“Muriel loved Washington in the springtime. The white buildings stood out crisply against the green lawns. The cherry trees burst into pink blossoms at the Tidal Basin.
She could feel Passover in the air.”
(Click spread to enlarge)
Susan Kusel’s The Passover Guest (Neal Porter Books/Holiday House, January 2021), illustrated by
Sean Rubin, is a reimagining of the great
Uri Shulevitz’s 1973 picture book adaptation,
The Magician. (In 1904, Polish writer
Isaac Leib Peretz orginally published “The Magician” as a short story in Yiddish.) And it is a breath of fresh air, infused with her love of Uri’s book, a childhood favorite of hers; Passover; Washington, D.C. and its cherry blossoms; and the Lincoln Memorial. The book’s richly colored tableaux are brought to us by Sean Rubin, who visits today to talk a bit about the process of illustrating this one.

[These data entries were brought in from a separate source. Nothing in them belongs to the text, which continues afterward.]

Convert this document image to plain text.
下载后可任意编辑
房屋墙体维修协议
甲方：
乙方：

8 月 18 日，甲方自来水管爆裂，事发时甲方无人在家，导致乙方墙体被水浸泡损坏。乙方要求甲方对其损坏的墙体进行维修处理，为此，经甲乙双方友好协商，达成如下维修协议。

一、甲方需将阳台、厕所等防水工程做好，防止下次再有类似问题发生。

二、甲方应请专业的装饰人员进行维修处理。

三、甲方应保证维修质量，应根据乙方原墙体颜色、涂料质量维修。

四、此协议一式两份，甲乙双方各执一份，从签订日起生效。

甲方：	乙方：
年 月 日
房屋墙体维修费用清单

In the book’s opening spread, seen above, we meet Muriel, who loves Washington in the spring and can “feel Passover in the air.” But it’s 1933, and families everywhere are suffering. Her own family cannot buy all the food necessary for their Passover seder. As she walks home one evening and passes the Lincoln Memorial, she sees “a strange figure dressed in rags, juggling on the steps of the monument.” After she puts a penny in the hat at this feet, he tells her to hurry home.